ROSTOCK (tmb). Über 200 Mitglieder des Apothekerverbandes Mecklenburg-Vorpommern kamen am 24. September 2003 zur Wirtschaftstagung des Verbandes nach Rostock-Warnemünde Ų und das in einem Bundesland mit weniger als 400 Apotheken. Das enorme Interesse galt den Neuerungen im Apothekenwesen aufgrund des GKV-Modernisierungsgesetzes. In Vorträgen und Diskussionen wurden die praktischen Folgen der Reform beleuchtet. Je tiefer in die Thematik eingestiegen wird, um so mehr neue Fragen und Problemfelder ergeben sich, die für Apotheken in allen Bundesländern gleichermaßen bedeutsam sind.

Der Verbandsvorsitzende Dr.

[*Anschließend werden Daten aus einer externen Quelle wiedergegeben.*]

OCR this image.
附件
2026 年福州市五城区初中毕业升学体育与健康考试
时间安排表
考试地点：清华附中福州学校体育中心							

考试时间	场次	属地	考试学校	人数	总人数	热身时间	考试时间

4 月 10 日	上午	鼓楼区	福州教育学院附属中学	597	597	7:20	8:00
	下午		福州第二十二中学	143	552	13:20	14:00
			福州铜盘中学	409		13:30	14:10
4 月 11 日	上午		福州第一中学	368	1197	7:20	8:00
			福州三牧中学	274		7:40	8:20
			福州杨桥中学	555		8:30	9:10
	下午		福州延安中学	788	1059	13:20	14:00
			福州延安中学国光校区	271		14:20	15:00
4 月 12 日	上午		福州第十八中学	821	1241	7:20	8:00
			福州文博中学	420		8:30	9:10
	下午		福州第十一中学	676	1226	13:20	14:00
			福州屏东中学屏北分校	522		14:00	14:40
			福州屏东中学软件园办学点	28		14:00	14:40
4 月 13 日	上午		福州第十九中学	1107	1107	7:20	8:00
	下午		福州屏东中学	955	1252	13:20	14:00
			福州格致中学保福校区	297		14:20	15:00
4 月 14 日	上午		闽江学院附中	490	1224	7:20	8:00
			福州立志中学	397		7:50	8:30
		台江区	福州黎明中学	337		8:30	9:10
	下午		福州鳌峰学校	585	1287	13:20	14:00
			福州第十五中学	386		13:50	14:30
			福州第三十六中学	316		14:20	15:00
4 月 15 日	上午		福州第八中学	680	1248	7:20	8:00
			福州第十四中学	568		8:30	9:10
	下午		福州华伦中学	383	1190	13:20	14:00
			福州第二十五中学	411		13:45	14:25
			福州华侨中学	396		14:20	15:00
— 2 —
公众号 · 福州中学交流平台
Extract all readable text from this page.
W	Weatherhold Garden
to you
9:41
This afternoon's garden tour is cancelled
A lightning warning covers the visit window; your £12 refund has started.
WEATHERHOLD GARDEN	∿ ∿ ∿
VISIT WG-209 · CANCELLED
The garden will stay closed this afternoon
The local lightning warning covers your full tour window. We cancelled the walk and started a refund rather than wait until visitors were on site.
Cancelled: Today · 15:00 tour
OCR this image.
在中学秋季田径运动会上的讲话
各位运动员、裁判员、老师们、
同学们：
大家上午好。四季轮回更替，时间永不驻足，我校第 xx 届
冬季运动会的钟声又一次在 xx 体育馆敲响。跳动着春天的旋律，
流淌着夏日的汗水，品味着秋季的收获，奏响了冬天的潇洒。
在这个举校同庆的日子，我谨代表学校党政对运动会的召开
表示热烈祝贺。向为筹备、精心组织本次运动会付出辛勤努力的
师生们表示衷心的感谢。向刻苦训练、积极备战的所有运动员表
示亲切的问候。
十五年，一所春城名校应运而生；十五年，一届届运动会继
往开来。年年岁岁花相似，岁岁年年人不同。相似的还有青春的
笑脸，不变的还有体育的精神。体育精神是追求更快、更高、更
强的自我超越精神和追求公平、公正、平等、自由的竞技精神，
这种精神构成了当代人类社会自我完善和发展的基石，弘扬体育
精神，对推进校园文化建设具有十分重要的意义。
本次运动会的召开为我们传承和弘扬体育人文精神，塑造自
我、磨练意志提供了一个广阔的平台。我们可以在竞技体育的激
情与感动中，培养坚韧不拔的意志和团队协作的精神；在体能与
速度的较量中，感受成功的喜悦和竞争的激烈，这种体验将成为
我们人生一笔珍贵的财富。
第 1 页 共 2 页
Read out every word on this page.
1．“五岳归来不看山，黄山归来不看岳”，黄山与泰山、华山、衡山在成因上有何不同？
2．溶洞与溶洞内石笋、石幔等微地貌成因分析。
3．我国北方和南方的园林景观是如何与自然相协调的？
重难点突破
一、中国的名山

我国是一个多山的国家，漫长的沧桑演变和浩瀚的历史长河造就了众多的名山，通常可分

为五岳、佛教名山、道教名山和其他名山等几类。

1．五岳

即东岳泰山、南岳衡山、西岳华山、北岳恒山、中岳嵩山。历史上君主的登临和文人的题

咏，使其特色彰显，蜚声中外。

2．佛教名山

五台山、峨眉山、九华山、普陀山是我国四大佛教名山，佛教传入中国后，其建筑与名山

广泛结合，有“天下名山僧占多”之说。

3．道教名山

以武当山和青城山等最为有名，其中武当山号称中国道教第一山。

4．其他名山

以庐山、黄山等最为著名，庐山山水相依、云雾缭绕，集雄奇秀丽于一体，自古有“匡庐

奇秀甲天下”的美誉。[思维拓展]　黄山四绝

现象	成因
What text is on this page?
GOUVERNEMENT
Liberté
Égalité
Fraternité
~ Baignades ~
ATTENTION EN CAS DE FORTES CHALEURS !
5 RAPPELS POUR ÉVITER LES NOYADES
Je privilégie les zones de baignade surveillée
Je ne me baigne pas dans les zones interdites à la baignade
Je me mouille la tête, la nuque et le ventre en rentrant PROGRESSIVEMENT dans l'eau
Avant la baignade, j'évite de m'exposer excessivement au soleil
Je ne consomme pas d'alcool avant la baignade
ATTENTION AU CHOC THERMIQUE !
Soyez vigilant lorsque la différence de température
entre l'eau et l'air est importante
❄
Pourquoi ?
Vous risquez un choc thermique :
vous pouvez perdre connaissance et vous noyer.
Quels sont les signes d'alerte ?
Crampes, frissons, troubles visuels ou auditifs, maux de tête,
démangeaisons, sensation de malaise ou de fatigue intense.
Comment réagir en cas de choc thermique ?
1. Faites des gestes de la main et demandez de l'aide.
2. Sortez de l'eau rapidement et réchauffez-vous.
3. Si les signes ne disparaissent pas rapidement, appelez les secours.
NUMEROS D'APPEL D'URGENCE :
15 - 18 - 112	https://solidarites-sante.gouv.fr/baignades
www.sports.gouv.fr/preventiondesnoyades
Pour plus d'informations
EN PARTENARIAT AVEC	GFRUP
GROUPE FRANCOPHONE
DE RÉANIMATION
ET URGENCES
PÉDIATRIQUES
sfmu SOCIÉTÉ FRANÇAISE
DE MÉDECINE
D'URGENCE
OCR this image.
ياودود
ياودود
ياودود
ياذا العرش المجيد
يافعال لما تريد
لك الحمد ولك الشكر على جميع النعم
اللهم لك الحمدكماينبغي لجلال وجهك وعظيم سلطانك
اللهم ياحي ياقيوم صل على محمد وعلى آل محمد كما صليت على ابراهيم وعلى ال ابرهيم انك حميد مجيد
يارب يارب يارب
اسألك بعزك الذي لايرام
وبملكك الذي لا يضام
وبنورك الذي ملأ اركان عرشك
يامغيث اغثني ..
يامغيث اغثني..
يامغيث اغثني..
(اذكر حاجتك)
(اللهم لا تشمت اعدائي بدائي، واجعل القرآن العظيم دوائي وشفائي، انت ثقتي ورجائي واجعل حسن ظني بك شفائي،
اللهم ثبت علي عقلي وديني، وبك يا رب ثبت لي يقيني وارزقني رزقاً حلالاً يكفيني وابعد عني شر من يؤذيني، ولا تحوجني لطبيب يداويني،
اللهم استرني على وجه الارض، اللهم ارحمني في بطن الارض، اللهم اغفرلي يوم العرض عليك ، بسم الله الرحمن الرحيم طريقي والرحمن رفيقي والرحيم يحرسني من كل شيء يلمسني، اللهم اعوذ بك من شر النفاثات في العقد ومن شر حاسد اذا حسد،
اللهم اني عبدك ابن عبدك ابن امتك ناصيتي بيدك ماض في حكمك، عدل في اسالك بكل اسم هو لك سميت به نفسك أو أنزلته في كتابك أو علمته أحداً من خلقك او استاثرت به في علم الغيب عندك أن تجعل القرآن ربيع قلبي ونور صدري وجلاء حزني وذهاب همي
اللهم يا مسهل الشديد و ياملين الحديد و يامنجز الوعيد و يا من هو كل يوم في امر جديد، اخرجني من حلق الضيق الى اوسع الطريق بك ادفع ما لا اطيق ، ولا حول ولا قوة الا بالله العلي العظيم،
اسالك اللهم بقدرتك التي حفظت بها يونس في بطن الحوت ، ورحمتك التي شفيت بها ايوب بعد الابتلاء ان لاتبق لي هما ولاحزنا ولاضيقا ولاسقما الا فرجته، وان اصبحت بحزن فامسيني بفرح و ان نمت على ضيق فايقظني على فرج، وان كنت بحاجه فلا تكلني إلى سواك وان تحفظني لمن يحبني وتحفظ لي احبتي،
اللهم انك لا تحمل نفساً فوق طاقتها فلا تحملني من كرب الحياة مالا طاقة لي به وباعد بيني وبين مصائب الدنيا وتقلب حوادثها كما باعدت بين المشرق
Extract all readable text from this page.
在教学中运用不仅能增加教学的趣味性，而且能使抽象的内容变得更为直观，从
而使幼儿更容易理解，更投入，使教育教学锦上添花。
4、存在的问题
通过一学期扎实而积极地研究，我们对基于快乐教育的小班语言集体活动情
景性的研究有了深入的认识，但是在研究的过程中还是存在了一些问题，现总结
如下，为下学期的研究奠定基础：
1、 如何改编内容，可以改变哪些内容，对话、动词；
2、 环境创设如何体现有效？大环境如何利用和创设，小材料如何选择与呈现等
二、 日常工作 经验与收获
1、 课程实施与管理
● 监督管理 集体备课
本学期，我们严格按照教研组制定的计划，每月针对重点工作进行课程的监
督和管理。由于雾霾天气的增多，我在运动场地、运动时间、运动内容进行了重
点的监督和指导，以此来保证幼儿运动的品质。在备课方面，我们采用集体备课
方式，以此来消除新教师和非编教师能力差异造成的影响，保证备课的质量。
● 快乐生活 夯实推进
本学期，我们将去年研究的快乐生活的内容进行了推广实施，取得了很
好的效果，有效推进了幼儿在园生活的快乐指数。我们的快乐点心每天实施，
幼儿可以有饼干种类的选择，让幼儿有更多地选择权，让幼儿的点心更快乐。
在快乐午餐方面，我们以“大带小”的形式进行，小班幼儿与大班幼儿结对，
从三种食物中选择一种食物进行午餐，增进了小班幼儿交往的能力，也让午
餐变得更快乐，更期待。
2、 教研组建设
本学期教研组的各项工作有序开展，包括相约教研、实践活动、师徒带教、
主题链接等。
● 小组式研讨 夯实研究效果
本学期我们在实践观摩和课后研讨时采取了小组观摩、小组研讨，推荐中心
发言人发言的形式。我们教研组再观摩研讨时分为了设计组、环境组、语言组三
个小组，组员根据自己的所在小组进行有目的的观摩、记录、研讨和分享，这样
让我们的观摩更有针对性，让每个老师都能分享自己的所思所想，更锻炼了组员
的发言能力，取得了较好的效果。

Gerhard Behnsen beklagte, die Regierung habe im Vorfeld der Reform alle Argumente von berufsständischen Organisationen als Lobbyismus abgetan. Gegen den starken politischen Druck hätten sich die Standesorganisationen nicht durchsetzen können. Doch seien immerhin Abmilderungen erreicht worden, die sich noch als wesentlich erweisen könnten.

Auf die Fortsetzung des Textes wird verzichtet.